A honeypot is an information system resource whose value lies in unauthorized or illicit use of that resource.
Honeypots are a tremendously simply concept, which gives them some very powerful strengths.
* Small data sets of high value: Honeypots collect small amounts of information. Instead of logging a one GB of data a day, they can log only one MB of data a day. Instead of generating 10,000 alerts a day, they can generate only 10 alerts a day. Remember, honeypots only capture bad activity, any interaction with a honeypot is most likely unauthorized or malicious activity. As such, honeypots reduce 'noise' by collectin only small data sets, but information of high value, as it is only the bad guys. This means its much easier (and cheaper) to analyze the data a honeypot collects and derive value from it.

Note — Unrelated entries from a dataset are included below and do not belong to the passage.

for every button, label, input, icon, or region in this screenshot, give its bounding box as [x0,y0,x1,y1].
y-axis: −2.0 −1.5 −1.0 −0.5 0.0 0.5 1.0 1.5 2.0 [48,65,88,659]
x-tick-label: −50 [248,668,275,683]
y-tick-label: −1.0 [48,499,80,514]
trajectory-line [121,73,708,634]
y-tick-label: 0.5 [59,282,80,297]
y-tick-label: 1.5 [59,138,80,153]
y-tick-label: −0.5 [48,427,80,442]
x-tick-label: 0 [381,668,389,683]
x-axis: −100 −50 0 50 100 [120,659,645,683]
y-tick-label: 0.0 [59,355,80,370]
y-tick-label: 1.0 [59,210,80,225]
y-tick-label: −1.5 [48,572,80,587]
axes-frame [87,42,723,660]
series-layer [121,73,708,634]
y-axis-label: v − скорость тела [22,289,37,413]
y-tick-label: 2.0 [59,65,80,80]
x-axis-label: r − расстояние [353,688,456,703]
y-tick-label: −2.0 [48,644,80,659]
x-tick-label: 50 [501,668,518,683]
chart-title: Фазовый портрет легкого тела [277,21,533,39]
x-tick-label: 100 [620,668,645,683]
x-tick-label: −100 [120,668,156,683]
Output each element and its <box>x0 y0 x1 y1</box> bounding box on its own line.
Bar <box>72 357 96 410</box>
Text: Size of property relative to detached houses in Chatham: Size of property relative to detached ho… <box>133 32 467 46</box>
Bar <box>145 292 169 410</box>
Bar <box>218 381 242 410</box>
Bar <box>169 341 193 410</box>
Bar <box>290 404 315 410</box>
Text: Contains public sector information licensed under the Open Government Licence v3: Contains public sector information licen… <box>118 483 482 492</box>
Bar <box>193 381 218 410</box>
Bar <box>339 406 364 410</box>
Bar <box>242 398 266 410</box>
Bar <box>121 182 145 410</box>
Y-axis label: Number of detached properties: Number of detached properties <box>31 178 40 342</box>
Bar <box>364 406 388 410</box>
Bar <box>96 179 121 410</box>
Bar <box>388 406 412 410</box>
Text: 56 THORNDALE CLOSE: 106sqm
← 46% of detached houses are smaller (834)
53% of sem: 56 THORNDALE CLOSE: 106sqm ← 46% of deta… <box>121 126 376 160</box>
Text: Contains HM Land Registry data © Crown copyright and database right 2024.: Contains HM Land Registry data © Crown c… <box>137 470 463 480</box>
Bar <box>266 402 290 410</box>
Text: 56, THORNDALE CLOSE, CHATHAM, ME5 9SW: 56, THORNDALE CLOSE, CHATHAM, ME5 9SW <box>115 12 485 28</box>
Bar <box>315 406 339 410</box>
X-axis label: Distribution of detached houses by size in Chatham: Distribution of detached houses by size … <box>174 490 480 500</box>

* New tools and tactics: Honeypots are designed to capture anything thrown at them, including tools or tactics never seen before.
* Minimal resources: Honeypots require minimal resources, they only capture bad activity. This means an old Pentium computer with 128MB of RAM can easily handle an entire class B network sitting off an OC-12 network.
* Encryption or IPv6: Unlike most security technologies (such as IDS systems) honeypots work fine in encrypted or IPv6 environments. It does not matter what the bad guys throw at a honeypot, the honeypot will detect and capture it.
* Information: Honeypots can collect in-depth information that few, if any other technologies can match.
* Simplicty: Finally, honeypots are conceptually very simple. There are no fancy algorithms to develop, state tables to maintain, or signatures to update. The simpler a technology, the less likely there will be mistakes or misconfigurations.
Kinda like this, a hacker thinks he's actually hacking something when he's not. With a honey pot, you can view his ip, where he's attacking from, with what tool, etc, etc, etc...
I did find a good Honeypot to use - - http://www.keyfocus.net/kfsensor/download/
You'd be suprised to see people tryin to hack from all tha way across tha world. kewl stuff.
Once i broke into a big isp from here using a simple stuff
i noticed the local operator had crappy netbeui a windows network without password to the hds, rofl. Then i installed some keyloggers on machines and made the antivirus ignore it.
Well, not really. It makes a "fake" server setup to lure "hackers" into it to try to hack it, then it logs the attacks that happen. It's basically a trick to see the activities of hackers without any danger (fake server).